There used to be a type where 80x24 character terminals were a luxury, and even a type where printing commands and ouput actually meant printing on paper. Unix was developped in these times.


One presentation on the topic claims that the keyboards of the day were very stiff, so they preferred typing as few characters as possible.


According to Hendrik Jan Thomassen [0] this is the reason.

[0] https://www.youtube.com/watch?v=h5-DRLfzqD0


Only one I know is w. Are to there others? Sometimes e is editor but I think that's alias


Arguably not original UNIX but: Practical Extraction and Reporting Language, aka Pathologically Eclectic Rubbish Lister aka `perl`


Which reminds me of my favorite one...

If Perl programs (executables, whatever you call them) are called "modules", why is the main place people download them from called CPAN?

It's completely illogical.

C = Comprehensive (It's not, it definitely does not contain all possible modules)

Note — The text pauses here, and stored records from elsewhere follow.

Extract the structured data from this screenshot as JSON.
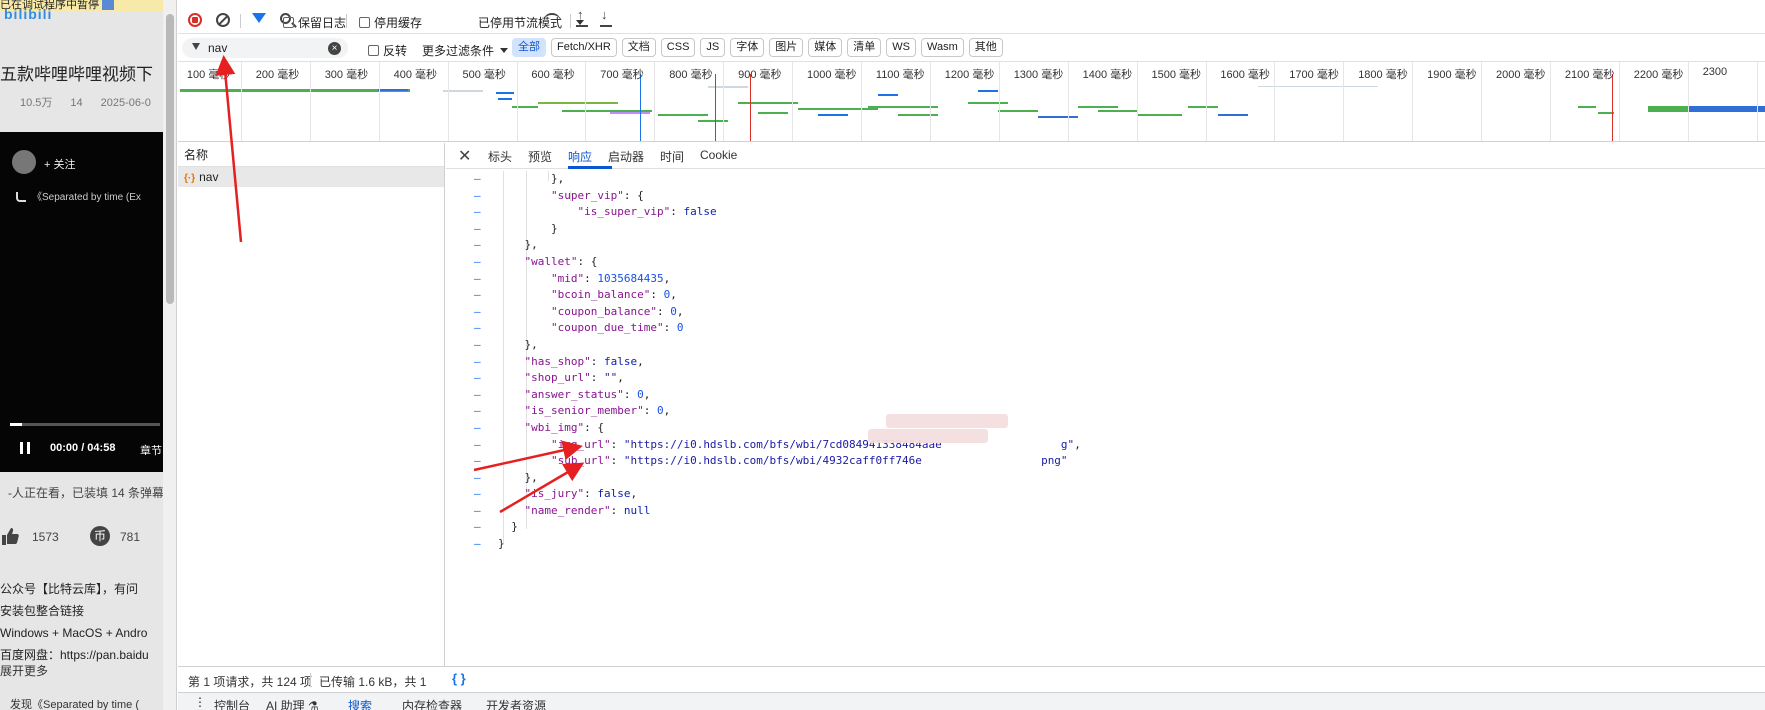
{
  "page": {
    "debug_banner": "已在调试程序中暂停",
    "logo": "bilibili",
    "video_title": "五款哔哩哔哩视频下",
    "views": "10.5万",
    "danmaku": "14",
    "date": "2025-06-0",
    "follow": "+ 关注",
    "song": "《Separated by time (Ex",
    "time_display": "00:00 / 04:58",
    "chapter": "章节",
    "watching": "-人正在看，已装填 14 条弹幕",
    "like_count": "1573",
    "coin_count": "781",
    "desc_lines": [
      "公众号【比特云库】，有问",
      "安装包整合链接",
      "Windows + MacOS + Andro",
      "百度网盘：https://pan.baidu"
    ],
    "expand": "展开更多",
    "recommend": "发现《Separated by time ("
  },
  "toolbar": {
    "preserve_log": "保留日志",
    "disable_cache": "停用缓存",
    "throttle": "已停用节流模式",
    "filter_value": "nav",
    "invert": "反转",
    "more_filters": "更多过滤条件",
    "types": [
      "全部",
      "Fetch/XHR",
      "文档",
      "CSS",
      "JS",
      "字体",
      "图片",
      "媒体",
      "清单",
      "WS",
      "Wasm",
      "其他"
    ]
  },
  "timeline": {
    "ticks": [
      "100 毫秒",
      "200 毫秒",
      "300 毫秒",
      "400 毫秒",
      "500 毫秒",
      "600 毫秒",
      "700 毫秒",
      "800 毫秒",
      "900 毫秒",
      "1000 毫秒",
      "1100 毫秒",
      "1200 毫秒",
      "1300 毫秒",
      "1400 毫秒",
      "1500 毫秒",
      "1600 毫秒",
      "1700 毫秒",
      "1800 毫秒",
      "1900 毫秒",
      "2000 毫秒",
      "2100 毫秒",
      "2200 毫秒",
      "2300"
    ]
  },
  "requests": {
    "header": "名称",
    "rows": [
      "nav"
    ]
  },
  "detail_tabs": [
    "标头",
    "预览",
    "响应",
    "启动器",
    "时间",
    "Cookie"
  ],
  "response_lines": [
    "        },",
    "        \"super_vip\": {",
    "            \"is_super_vip\": false",
    "        }",
    "    },",
    "    \"wallet\": {",
    "        \"mid\": 1035684435,",
    "        \"bcoin_balance\": 0,",
    "        \"coupon_balance\": 0,",
    "        \"coupon_due_time\": 0",
    "    },",
    "    \"has_shop\": false,",
    "    \"shop_url\": \"\",",
    "    \"answer_status\": 0,",
    "    \"is_senior_member\": 0,",
    "    \"wbi_img\": {",
    "        \"img_url\": \"https://i0.hdslb.com/bfs/wbi/7cd084941338484aae                  g\",",
    "        \"sub_url\": \"https://i0.hdslb.com/bfs/wbi/4932caff0ff746e                  png\"",
    "    },",
    "    \"is_jury\": false,",
    "    \"name_render\": null",
    "  }",
    "}"
  ],
  "status": {
    "requests": "第 1 项请求，共 124 项",
    "transferred": "已传输 1.6 kB，共 1",
    "format_icon": "{ }"
  },
  "drawer": {
    "tabs": [
      "控制台",
      "AI 助理 ⚗",
      "搜索",
      "内存检查器",
      "开发者资源"
    ],
    "active": "搜索"
  }
}
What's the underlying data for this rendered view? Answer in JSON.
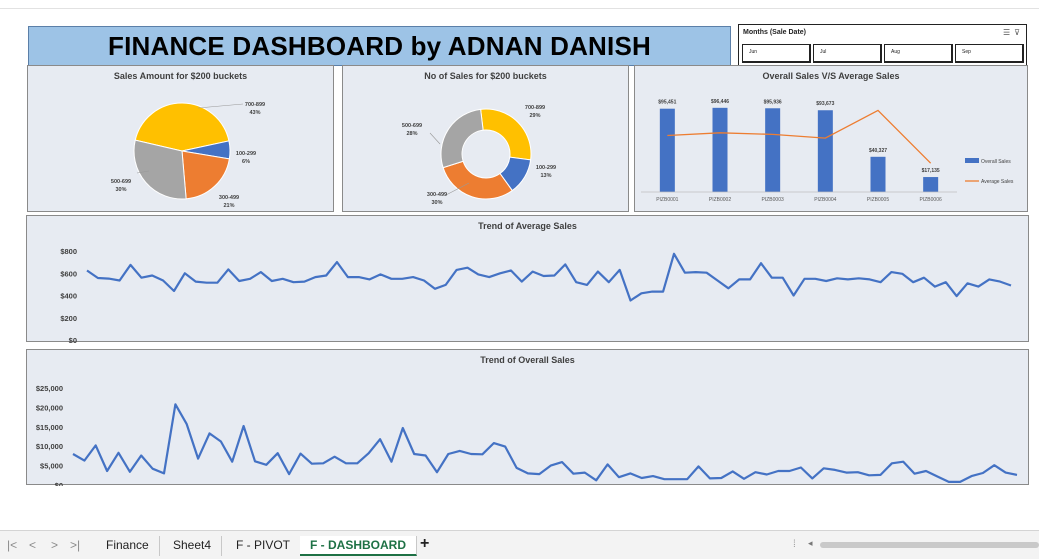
{
  "header": {
    "title": "FINANCE DASHBOARD by ADNAN DANISH"
  },
  "slicer": {
    "title": "Months (Sale Date)",
    "items": [
      "Jun",
      "Jul",
      "Aug",
      "Sep"
    ]
  },
  "tabs": {
    "items": [
      "Finance",
      "Sheet4",
      "F - PIVOT",
      "F - DASHBOARD"
    ],
    "active": "F - DASHBOARD",
    "add": "+"
  },
  "colors": {
    "blue": "#4472c4",
    "orange": "#ed7d31",
    "gray": "#a5a5a5",
    "yellow": "#ffc000",
    "title_bg": "#9dc3e6",
    "panel_bg": "#e7ebf2"
  },
  "chart_data": [
    {
      "type": "pie",
      "title": "Sales Amount for $200 buckets",
      "categories": [
        "700-899",
        "100-299",
        "300-499",
        "500-699"
      ],
      "values": [
        43,
        6,
        21,
        30
      ],
      "labels": [
        "43%",
        "6%",
        "21%",
        "30%"
      ],
      "colors": [
        "#ffc000",
        "#4472c4",
        "#ed7d31",
        "#a5a5a5"
      ]
    },
    {
      "type": "pie",
      "subtype": "doughnut",
      "title": "No of Sales for $200 buckets",
      "categories": [
        "700-899",
        "100-299",
        "300-499",
        "500-699"
      ],
      "values": [
        29,
        13,
        30,
        28
      ],
      "labels": [
        "29%",
        "13%",
        "30%",
        "28%"
      ],
      "colors": [
        "#ffc000",
        "#4472c4",
        "#ed7d31",
        "#a5a5a5"
      ]
    },
    {
      "type": "bar",
      "title": "Overall Sales V/S Average Sales",
      "categories": [
        "PIZB0001",
        "PIZB0002",
        "PIZB0003",
        "PIZB0004",
        "PIZB0005",
        "PIZB0006"
      ],
      "series": [
        {
          "name": "Overall Sales",
          "type": "bar",
          "values": [
            95451,
            96446,
            95936,
            93673,
            40327,
            17135
          ],
          "labels": [
            "$95,451",
            "$96,446",
            "$95,936",
            "$93,673",
            "$40,327",
            "$17,135"
          ],
          "color": "#4472c4"
        },
        {
          "name": "Average Sales",
          "type": "line",
          "values": [
            530,
            555,
            540,
            505,
            765,
            270
          ],
          "color": "#ed7d31"
        }
      ],
      "legend": "right"
    },
    {
      "type": "line",
      "title": "Trend of Average Sales",
      "yticks": [
        "$800",
        "$600",
        "$400",
        "$200",
        "$0"
      ],
      "ylim": [
        0,
        800
      ],
      "series": [
        {
          "name": "Average Sales",
          "color": "#4472c4",
          "values": [
            625,
            557,
            552,
            535,
            675,
            560,
            580,
            535,
            440,
            600,
            525,
            515,
            515,
            635,
            530,
            550,
            610,
            530,
            550,
            520,
            525,
            565,
            580,
            700,
            565,
            565,
            545,
            590,
            550,
            550,
            565,
            535,
            460,
            495,
            630,
            650,
            590,
            565,
            600,
            625,
            525,
            615,
            575,
            580,
            680,
            520,
            495,
            615,
            520,
            630,
            355,
            420,
            435,
            435,
            775,
            605,
            610,
            605,
            535,
            465,
            545,
            545,
            690,
            560,
            560,
            400,
            550,
            550,
            530,
            555,
            545,
            555,
            545,
            520,
            610,
            595,
            520,
            560,
            480,
            520,
            395,
            510,
            480,
            545,
            525,
            490
          ]
        }
      ]
    },
    {
      "type": "line",
      "title": "Trend of Overall Sales",
      "yticks": [
        "$25,000",
        "$20,000",
        "$15,000",
        "$10,000",
        "$5,000",
        "$0"
      ],
      "ylim": [
        0,
        25000
      ],
      "series": [
        {
          "name": "Overall Sales",
          "color": "#4472c4",
          "values": [
            8000,
            6300,
            10200,
            3600,
            8300,
            3400,
            7600,
            4200,
            3000,
            20800,
            15700,
            6800,
            13300,
            11200,
            6000,
            15200,
            6100,
            5200,
            8200,
            2800,
            8100,
            5500,
            5600,
            7300,
            5600,
            5600,
            8200,
            11800,
            6000,
            14700,
            8000,
            7600,
            3300,
            8000,
            8800,
            8000,
            7900,
            10800,
            9900,
            4400,
            3000,
            2800,
            5000,
            5900,
            2900,
            3200,
            1200,
            5300,
            2000,
            3000,
            1800,
            2300,
            1500,
            1500,
            1500,
            4800,
            1700,
            1800,
            3500,
            1600,
            3300,
            2700,
            3600,
            3600,
            4500,
            1700,
            4300,
            3900,
            3200,
            3300,
            2500,
            2600,
            5600,
            6000,
            2900,
            3600,
            2200,
            800,
            800,
            2300,
            3100,
            5100,
            3200,
            2600
          ]
        }
      ]
    }
  ]
}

P = Perl (This is only one that makes sense)

A = Archive (If the things people create are called modules - .pm files, really - what makes this an archive? A collection of things? That's a weak leg to stand on. Yes, distributions formalizes this, but modules seems to be the common nomenclature.

N = Network (How is this a network? I think Wall - or later, Hietaniemi - just wanted people to think it was big and important in the early days)

This is all absurd and slightly sarcastic, but I finally got to write it down somewhere :)


CPAN was named after (in imitation of) CTAN, the Comprehensive TeX Archive Network. CTAN was named by George Greenwade — the idea was to bring together (network) various TeX archives that various people had collected. See:

https://www.cpan.org/authors/id/H/HF/HFB/grok-cpan-1.01.pdf (page 3)

https://ctan.org/ctan/?lang=en or http://dante.ctan.org/what_is_ctan.html


Imitation, flattery etc, etc.

As I said before, take this with a dose of sarcasm :)


There are multiple CPAN sites, which rsync from each other in a hierarchical way, so "network" is quite appropriate. And they retain all previous versions, so they're an archive. Also, the intention was for it to contain all published modules, and it has indeed grown to be, I think, the largest repository of modules for any language. Comprehensive does not mean complete.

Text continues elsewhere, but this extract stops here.